On 30/03/2024 3:49 a.m., Christian Weisgerber wrote:
On 2024-03-29, Ross Clark <[email protected]> wrote:
"In the old days, when English was a new language, writers could invent
new words and use them. Nowadays it is easy enough to invent new
words...but we cannot use them because the language is old. You cannot
use a brand new word in an old language because of the very obvious yet
mysterious fact that a word is not a single and separate entity, but
part of other words. It is not a word indeed until it is part of a
sentence."
Can anyone make sense of this for me?
Who are the "we" and the "you" in that passage?
The "we" refers to today's writers, the "you" is impersonal (German
"man").
Yes. I asked the question by way of pointing out that she seems to be generalizing to all of today's writers what looks like a purely personal problem (or belief or practice or attitude). The statements about words
and language just seem to me mostly wrong. OK, I'm not a writer (in the
narrow sense). But I doubt that her strictures apply even to all of her
fellow novelists, poets, etc.
Perhaps if she had given an example of a new word which "we" couldn't
use, her meaning might have been clearer... But the only actual word she mentions in the quoted passage is "incarnadine"! Some of you will know
this from _Macbeth_ ii ii 62. It was in fact a new(ish) word in
Shakespeare's time, when Woolf thinks English was a "new language".
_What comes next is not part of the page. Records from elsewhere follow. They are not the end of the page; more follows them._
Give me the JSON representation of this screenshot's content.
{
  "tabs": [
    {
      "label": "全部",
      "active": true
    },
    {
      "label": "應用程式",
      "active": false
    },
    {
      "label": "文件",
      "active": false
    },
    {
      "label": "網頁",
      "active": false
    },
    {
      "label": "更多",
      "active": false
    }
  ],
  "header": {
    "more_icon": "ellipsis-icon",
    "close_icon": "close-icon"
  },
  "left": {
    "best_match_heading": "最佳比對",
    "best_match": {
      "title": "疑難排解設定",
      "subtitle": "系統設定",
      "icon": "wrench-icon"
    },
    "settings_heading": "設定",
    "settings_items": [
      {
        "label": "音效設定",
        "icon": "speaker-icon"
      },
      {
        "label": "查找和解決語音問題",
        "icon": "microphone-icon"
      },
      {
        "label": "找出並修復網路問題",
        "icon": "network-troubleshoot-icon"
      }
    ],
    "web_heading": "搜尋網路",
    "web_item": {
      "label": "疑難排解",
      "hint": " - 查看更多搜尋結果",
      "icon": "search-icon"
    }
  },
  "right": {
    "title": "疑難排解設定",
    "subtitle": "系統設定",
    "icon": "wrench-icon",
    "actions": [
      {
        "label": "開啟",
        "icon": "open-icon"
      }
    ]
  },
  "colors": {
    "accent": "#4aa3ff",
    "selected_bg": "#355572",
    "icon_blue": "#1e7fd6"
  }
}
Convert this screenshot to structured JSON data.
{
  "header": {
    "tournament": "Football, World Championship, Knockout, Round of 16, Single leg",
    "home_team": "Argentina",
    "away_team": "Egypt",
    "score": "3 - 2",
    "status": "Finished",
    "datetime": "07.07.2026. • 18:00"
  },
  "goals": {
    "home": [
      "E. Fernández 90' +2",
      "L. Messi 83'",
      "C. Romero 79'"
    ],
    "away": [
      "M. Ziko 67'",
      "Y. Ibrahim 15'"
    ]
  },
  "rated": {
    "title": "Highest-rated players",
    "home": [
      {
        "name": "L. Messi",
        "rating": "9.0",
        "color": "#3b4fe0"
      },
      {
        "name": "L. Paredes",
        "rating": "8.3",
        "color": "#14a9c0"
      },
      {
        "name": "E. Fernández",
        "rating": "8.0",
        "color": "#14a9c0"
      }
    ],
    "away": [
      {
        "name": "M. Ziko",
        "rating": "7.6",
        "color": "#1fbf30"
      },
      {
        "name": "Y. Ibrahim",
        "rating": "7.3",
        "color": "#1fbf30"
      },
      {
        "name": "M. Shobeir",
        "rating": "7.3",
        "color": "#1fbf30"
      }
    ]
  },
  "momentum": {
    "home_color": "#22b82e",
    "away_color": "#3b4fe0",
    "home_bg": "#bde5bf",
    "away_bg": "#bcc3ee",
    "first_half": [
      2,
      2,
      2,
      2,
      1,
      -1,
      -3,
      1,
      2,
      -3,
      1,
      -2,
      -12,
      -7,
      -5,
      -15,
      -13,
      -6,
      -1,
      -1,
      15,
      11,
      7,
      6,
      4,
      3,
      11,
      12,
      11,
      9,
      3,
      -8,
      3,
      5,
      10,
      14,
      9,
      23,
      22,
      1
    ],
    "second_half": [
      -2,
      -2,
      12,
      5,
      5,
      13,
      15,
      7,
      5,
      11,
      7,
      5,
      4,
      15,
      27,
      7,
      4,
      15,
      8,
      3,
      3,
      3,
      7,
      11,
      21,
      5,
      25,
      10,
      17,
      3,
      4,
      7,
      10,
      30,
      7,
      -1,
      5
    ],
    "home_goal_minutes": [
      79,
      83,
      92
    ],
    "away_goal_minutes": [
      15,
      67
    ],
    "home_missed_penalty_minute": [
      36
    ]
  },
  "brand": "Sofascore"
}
(What I had not noticed, until checking OED, was that in the passage
referred to it is used as a verb -- Shakes. may have been the first to
do this.)
Woolf writes:
"Words belong to each other, although, of course, only a great writer
knows that the word 'incarnadine' belongs to 'multitudinous seas'."
I guess this is just a mystificatory way of saying that great writers
think of striking ways to put words together.